Desde aquel día prepara a sus guerreros el joven cacique. Prometió venganza y así lo hará. Somete a los mejores a un duro entrenamiento. Día y noche están alertas. Han cavado una fosa para atrapar al maldito. Navegan el río buscando la maldita cueva pero no pueden hallarla. Saben que en algún momento, la bestia tendrá que salir. Esperan.

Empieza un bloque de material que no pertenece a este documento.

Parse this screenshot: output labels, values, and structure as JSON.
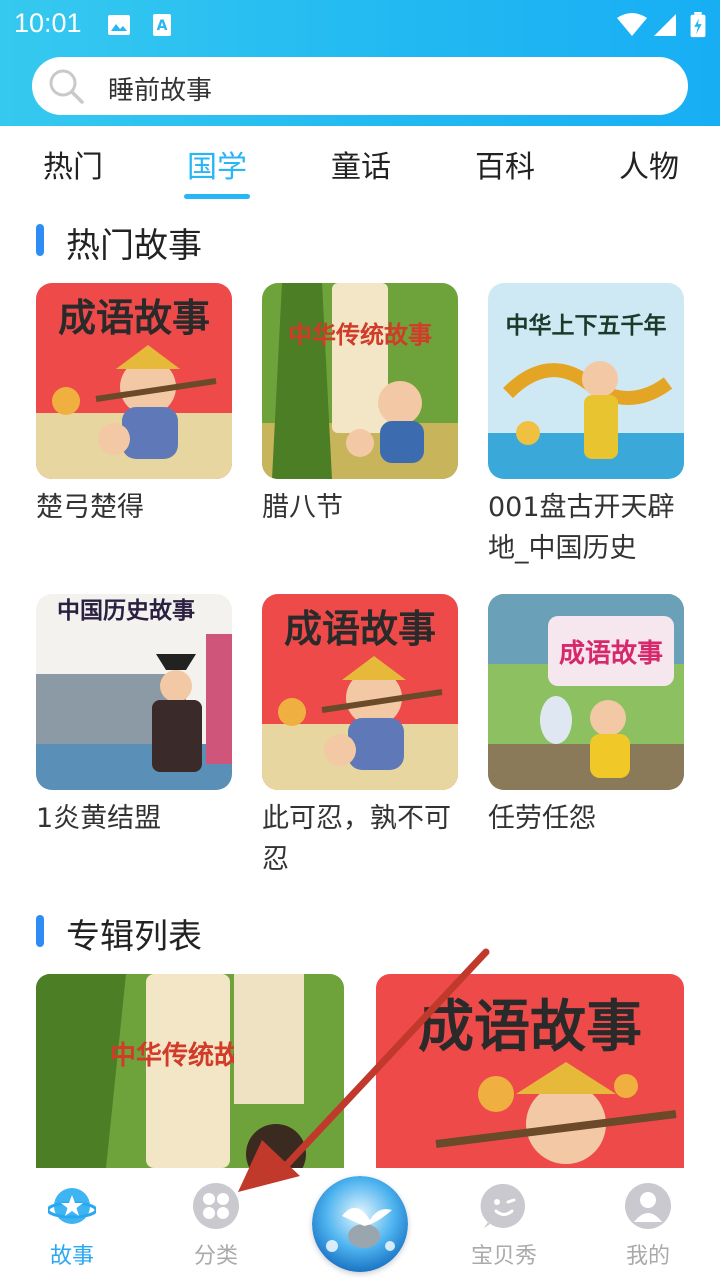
{
  "status": {
    "time": "10:01"
  },
  "search": {
    "placeholder": "睡前故事"
  },
  "tabs": [
    {
      "label": "热门"
    },
    {
      "label": "国学"
    },
    {
      "label": "童话"
    },
    {
      "label": "百科"
    },
    {
      "label": "人物"
    }
  ],
  "active_tab": "国学",
  "hot": {
    "title": "热门故事",
    "items": [
      {
        "title": "楚弓楚得",
        "cover_text": "成语故事"
      },
      {
        "title": "腊八节",
        "cover_text": "中华传统故事"
      },
      {
        "title": "001盘古开天辟地_中国历史",
        "cover_text": "中华上下五千年"
      },
      {
        "title": "1炎黄结盟",
        "cover_text": "中国历史故事"
      },
      {
        "title": "此可忍，孰不可忍",
        "cover_text": "成语故事"
      },
      {
        "title": "任劳任怨",
        "cover_text": "成语故事"
      }
    ]
  },
  "albums": {
    "title": "专辑列表",
    "items": [
      {
        "cover_text": "中华传统故事"
      },
      {
        "cover_text": "成语故事"
      }
    ]
  },
  "bottom_nav": [
    {
      "label": "故事",
      "icon": "planet-star-icon"
    },
    {
      "label": "分类",
      "icon": "grid-circles-icon"
    },
    {
      "label": "",
      "icon": "center-play-orb"
    },
    {
      "label": "宝贝秀",
      "icon": "wink-face-icon"
    },
    {
      "label": "我的",
      "icon": "person-icon"
    }
  ],
  "colors": {
    "accent": "#29b6f6",
    "section_bar": "#2f8cf4",
    "header_start": "#36c9ef",
    "header_end": "#18aef4",
    "arrow": "#c0392b"
  }
}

Guarán escucha en la noche nublada el retumbar del follaje y sonríe. Ha llegado el tiempo de la venganza. Despierta a los pocos guerreros que duermen y cada uno se coloca en su sitio. La bestia se acerca. Está cebada. Viene por más. Como si percibiera la trampa, el monstruoso animal se acerca lentamente, como tanteando el terreno. Los viejos se encierran en sus chozas. Los niños duermen. Las mujeres espían por las rendijas. Los hombres, tensos, esperan la llegada del que resopla sobre sus cabezas. Calcados de su anterior aparición son los movimientos del monstruo, pone los pies sobre las huellas que había dejado. Alarga el cuello buscando a la víctima pero esta vez no encuentra a nadie. Esta vez encuentra un sorpresivo ataque. Lazos y boleadoras enormes le aprisionan las patas. cae de costado el monstruo, se desploma en la fosa disimulada con hierbas. Se desploma su enorme peso y nubes de polvo blancuzco se elevan impidiendo la visión. De entre las nubes de polvo un rugido espeluznante se eleva quemando el aire. Es Guarán quien clava en las fauces del monstruo una lanza enorme. La lanza vuelve a aparecer salpicando la hedionda sangre en la nuca de la bestia. Las flechas caen en lluvia tremenda sobre el blanco pecho tiñéndolo para siempre de sangre. Con la lanza de Guarán incrustada en la boca se desplomó el monstruo.

Una imagen en la pared posterior del templo de Yaguarón inmortaliza la tremenda lucha.